Ruqaiya langsung merengkuh ayahnya ke dalam pelukannya. Seorang Shahenshah Agung menangis karena merindu istrinya yang telah tiada, padahal jika saja perutnya tertusuk tombak hingga menembus, niscaya bahkan tak ada keluhan yang ia keluarkan dari lisannya.

"Jangan menangis, Ayah. Harusnya akulah yang menangis karena dijadikan bahan taruhan."

Shahenshah terkekeh kecil sambil melepaskan pelukan mereka. Ia perhatikan putrinya lamat-lamat sambil menghapus jejak air matanya.

"Aku menyayangimu, Nak. Bagaimana mungkin engkau mempertanyakan keputusan yang ayahmu lakukan? Mana mungkin separuh dari diriku kuberikan pada serigala. Jika aku akan menyerahkan dirimu, tentu pada singa."

"Hah? Maksud Ayah?"

Mata Ruqaiya berbinar. Sekarang ia tahu apa yang ada di kepala ayahnya.

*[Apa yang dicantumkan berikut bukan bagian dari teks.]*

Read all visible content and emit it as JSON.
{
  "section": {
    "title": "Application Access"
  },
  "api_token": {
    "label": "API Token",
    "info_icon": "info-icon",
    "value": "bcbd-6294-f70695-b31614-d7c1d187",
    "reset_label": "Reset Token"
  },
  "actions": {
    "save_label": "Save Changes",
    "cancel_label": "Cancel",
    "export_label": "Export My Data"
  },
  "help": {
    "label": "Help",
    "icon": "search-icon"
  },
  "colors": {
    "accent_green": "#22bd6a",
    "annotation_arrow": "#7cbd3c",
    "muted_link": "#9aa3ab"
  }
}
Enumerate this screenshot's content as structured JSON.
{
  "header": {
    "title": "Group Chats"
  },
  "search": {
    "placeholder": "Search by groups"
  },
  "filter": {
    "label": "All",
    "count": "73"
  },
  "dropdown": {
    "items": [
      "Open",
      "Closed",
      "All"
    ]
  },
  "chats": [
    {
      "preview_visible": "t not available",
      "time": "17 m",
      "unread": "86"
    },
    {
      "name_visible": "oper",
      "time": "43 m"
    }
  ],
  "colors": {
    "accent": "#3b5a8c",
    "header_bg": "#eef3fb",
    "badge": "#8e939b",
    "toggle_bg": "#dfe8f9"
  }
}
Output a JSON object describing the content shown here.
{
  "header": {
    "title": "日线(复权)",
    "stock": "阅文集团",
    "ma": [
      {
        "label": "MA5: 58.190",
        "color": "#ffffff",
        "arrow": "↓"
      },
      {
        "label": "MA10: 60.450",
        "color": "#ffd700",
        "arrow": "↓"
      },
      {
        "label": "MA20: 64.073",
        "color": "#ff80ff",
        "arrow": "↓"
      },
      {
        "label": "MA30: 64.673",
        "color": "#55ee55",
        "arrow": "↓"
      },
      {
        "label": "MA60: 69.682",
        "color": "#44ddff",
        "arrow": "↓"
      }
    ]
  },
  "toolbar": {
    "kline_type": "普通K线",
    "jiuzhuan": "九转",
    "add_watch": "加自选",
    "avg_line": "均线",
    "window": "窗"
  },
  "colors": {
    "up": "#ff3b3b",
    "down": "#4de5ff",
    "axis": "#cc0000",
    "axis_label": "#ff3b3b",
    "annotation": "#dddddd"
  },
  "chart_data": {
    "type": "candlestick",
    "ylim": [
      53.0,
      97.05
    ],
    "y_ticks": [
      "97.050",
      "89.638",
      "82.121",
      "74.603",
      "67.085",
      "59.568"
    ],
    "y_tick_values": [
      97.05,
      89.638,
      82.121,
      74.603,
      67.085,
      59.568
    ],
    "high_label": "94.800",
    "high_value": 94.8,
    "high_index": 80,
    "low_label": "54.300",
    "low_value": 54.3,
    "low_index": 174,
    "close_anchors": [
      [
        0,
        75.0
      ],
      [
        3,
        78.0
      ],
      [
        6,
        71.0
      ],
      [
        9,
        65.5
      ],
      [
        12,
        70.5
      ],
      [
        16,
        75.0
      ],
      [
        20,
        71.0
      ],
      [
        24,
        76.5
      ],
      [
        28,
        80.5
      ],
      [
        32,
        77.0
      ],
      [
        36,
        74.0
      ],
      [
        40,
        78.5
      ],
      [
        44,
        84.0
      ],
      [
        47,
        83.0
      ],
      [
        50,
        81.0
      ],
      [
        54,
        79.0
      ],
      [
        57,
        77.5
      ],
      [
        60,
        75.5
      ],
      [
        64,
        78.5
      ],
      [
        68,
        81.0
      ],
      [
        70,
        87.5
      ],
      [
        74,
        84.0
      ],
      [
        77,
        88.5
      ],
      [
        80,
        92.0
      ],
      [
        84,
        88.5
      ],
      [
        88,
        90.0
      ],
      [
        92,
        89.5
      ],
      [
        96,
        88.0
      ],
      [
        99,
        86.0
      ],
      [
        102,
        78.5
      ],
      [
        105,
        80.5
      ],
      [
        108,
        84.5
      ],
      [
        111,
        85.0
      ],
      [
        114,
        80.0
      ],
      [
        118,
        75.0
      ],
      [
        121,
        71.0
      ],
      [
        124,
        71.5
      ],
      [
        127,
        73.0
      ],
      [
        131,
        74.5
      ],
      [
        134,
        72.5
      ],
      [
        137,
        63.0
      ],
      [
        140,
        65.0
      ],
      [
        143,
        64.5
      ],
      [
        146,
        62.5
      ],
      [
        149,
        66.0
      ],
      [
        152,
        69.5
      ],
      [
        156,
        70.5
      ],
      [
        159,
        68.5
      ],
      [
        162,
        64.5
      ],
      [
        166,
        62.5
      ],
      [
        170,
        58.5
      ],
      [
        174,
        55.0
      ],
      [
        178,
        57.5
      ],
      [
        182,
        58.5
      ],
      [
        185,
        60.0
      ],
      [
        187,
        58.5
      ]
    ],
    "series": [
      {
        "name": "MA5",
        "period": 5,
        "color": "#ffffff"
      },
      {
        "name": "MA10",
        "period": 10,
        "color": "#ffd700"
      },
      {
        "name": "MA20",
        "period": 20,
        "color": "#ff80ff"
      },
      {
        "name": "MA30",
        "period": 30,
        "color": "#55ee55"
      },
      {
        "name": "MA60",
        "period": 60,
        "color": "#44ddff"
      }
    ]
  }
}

"Dia adalah Asad-ul Amirah, Anakku."

Sederet kalimat sederhana Amir bin Muhammad Qasim memiliki makna mendalam.

*****

Tiga hari kemudian, Akbar membawa kemenangan dengan dibayarnya jizyah sepuluh kali lipat dari perjanjian. Ia mendapatkan bayaran ity tanpa mengangkat senjata pada Hindu Kush. Hal itu membuat takjub semua punggawa kesultanan.

Namun, tampaknya hanya sang sultan saja yang sudah memprediksikan kejadian ini. Ia memberikan senyuman berwibawanya ketika menyambut keponakannya dari atas kuda hitam yang diberinya nama Khan. Memang hanya Akbar yang memberi nama kuda seperti nama manusia.

"Hadiahmu adalah putriku," demikian kata Shahenshah Amir.

Memerahlah muka Akbar. Semua punggawa yang hadir dan mendengar itu tak kalah terkejut, tetapi keputusan sultan adalah kemutlakan dan tidak bisa dibantah. Sebab, dia bukan hanya bertindak sebagai sultan tetapi juga seorang ayah.

"Setelah membersihkan diri, datanglah kau ke perjamuan. Kita akan melakukan ijab kabul."

Akbar menyanggupi dan memberikan salamnya juga gestur penghormatannya. Wajahnya tampak berseri, di samping wajah kebingungan para punggawa kecuali Wazir Agung pastinya.